= Maurice Clavel =

French writer, journalist, and philosopher (1920-1979)

Maurice Clavel (/fr/; 10 November 1920 – 23 April 1979) was a French writer, journalist, and philosopher.

==Early life==

Maurice Clavel was born on 10 November 1920 in Frontignan, Hérault to a family headed by a father who was a pharmacist. This conservative milieu of small shopkeepers in Languedoc led him to be an activist in the French Popular Party (FPP) in his hometown of Frontignan.

As a brilliant pupil, he got into the prestigious École Normale Supérieure in the Rue d'Ulm in Paris. There he became acquainted with Trotskyist Jean-Toussaint Desanti and Maurrassian Pierre Boutang. The latter, having been appointed in the Secretariat of Public Instruction, invited him to serve by his side under Marshal Philippe Pétain. Having just gotten his certificate of morale and sociology in Montpellier, Maurice Clavel accepted the offer but was soon disillusioned. While preparing a thesis on Immanuel Kant, he joined the Résistance (1942). As head of the French Forces of the Interior of Eure-et-Loir, he took part in the liberation of Chartres where he greeted General Charles de Gaulle on the cathedral's forecourt.

At the Libération, he denounced the blind depuration and tried to save the heads of Robert Brasillach and Drieu La Rochelle. That did not prevent him from being a fervent activist in the Rally of the French People (RPF) whose acerbic criticism of communism got him to be accused by the French Communist Party (PCF) of being "Goebbels' voice". He then founded with Henri d'Astier de La Vigerie and André Figueras a newspaper called L'Essor. Meanwhile, he wrote plays directed by Jean Vilar like Les Incendiaires (The Incendiaries) in 1947 or La Terrasse de midi (The Noon Terrace) in 1949. But those failed, and as he was torn apart after breaking his relationship with the actor Silvia Monfort, Clavel accepted a professor tenure in the Carnot high school in Dijon.

Barely liked by his superiors, he soon got back to theatrical works when, in 1951, Jean Vilar appointed him as secretary-general of the Théâtre National Populaire. But his new play Malsameda (1954) as well as his first novel Une fille pour l'été (A Girl for the Summer, 1955) turned out to be failures too.

==Journalist==

===From 1955 to 1965===

In 1955, Clavel started his career as a journalist writing in Combat. Protesting, among other things, against the invasion of Hungary by Soviet tanks in 1956, and the use of torture in Algeria, he got involved with left-wing Gaullists in the Democratic Union of Labour in 1959.
Meanwhile, he went back to teaching as a philosophy professor in Camille Sée and Buffon High School in Paris, from 1960 to 1963. With Emmanuel Berl, he presented a daily radio programme Qui êtes-vous ? (Who are you?). But after the refusal by managers of the radio station to grant Jean Daniel a right of reply about Algeria, he resigned. The following year, after publishing Le Temps de Chartres (The Times of Chartres), he ceased his regular contribution to Combat. However, he kept supporting General De Gaulle's position on Algeria, who entrusted him to engage in a dialogue with Messali Hadj.

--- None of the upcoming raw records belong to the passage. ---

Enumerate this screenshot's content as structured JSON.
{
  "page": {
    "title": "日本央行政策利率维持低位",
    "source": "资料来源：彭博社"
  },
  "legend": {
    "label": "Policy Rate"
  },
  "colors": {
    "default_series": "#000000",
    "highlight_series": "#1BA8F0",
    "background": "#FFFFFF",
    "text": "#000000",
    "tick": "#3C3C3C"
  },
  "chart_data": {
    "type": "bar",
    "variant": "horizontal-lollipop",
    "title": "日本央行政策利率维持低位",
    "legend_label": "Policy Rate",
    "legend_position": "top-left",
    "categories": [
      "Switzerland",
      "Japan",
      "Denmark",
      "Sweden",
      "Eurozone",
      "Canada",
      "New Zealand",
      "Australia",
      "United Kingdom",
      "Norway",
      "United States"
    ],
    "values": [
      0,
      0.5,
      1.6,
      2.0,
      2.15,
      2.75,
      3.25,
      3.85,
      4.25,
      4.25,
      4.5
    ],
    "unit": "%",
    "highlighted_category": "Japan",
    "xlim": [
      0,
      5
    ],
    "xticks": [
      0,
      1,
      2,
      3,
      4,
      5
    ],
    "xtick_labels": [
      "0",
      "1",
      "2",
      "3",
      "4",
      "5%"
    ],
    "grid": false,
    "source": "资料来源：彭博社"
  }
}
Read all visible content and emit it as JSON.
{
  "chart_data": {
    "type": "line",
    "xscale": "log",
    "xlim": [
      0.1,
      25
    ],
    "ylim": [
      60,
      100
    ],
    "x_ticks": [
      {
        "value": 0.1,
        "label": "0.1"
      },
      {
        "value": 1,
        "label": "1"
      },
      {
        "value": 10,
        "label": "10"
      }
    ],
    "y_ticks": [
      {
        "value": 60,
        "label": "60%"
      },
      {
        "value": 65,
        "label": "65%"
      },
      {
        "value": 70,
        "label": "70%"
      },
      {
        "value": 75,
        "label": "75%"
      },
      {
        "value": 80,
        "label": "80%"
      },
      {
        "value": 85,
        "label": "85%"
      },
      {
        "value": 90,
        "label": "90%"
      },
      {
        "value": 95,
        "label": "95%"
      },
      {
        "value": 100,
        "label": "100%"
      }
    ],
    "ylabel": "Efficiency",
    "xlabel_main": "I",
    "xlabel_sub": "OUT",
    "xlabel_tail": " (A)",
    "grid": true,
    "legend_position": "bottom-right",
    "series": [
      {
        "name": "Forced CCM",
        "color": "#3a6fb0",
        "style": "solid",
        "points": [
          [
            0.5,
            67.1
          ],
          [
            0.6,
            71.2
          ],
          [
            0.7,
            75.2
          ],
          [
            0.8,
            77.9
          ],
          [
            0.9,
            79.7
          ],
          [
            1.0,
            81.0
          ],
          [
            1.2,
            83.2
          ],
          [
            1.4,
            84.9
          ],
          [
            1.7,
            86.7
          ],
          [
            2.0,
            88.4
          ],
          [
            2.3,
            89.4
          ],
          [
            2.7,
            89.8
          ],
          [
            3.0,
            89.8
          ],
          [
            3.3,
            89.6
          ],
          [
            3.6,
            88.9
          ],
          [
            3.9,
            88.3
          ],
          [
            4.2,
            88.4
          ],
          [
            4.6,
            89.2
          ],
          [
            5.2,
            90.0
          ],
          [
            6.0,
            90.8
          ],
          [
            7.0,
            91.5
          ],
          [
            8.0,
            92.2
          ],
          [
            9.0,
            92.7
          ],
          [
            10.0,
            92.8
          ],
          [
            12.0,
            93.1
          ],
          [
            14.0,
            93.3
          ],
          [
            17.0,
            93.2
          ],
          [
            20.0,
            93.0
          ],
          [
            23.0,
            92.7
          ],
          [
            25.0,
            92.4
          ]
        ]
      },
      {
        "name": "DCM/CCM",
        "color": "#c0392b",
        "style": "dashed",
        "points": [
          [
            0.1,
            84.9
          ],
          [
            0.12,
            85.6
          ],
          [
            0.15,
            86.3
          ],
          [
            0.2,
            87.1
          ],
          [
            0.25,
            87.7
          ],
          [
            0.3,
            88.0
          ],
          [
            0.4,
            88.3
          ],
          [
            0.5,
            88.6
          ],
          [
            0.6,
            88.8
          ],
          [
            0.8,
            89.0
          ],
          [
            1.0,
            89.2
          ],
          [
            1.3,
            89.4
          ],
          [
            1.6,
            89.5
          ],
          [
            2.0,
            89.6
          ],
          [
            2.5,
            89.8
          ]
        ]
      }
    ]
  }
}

But the year 1965 marked a fracture in his political and philosophical evolution. First, he regained faith in the Catholic religion, a conversion triggered by his reading of a book by Paul Cochois about Pierre de Bérulle, the founder of the Oratorians congregation. Later, the Ben Barka affair in October of the same year led him to distance himself from De Gaulle. In an op-ed published in Le Monde on 15 June 1966, he sanctioned his breaking with the General while announcing to the press his availability to follow the Ben Barka trial as a judicial commentator. Thus he was contacted by Hector de Galard to follow the affair for Le Nouvel Observateur, starting in September 1966.

===After 1965===

Clavel started his contribution to Le Nouvel Observateur with virulent articles against the power, denouncing among others "the sharks and the gudgeons" (19 October 1966). The following year he contributed to the newspaper's TV column while he continued writing in Combat, and publishing novels such as La Pourpre de Judée (The Crimson of Judea) or Les Délices du genre humain (The Delights of Mankind, 1967).

May 1968 radicalised his political involvement. Perceiving the events of May as a "uprise of life" from a youth weary of consumption society, he found the revolutionary unrest similar to a party and even wished to lead the demonstrators on 13 May to assault the Élysée Palace. Within Le Nouvel Observateur, he supported the managers in the name of the need for responsible management, the loneliness of columnists, and individual responsibility. But outside he went to serve the most radical elements of the contestation leading him to leave his tenure as a philosophy professor at Buffon High School. He won the Prix Médicis for Le Tiers des étioles in 1972.

Clavel died on 23 April 1979 in Asquins, Yonne.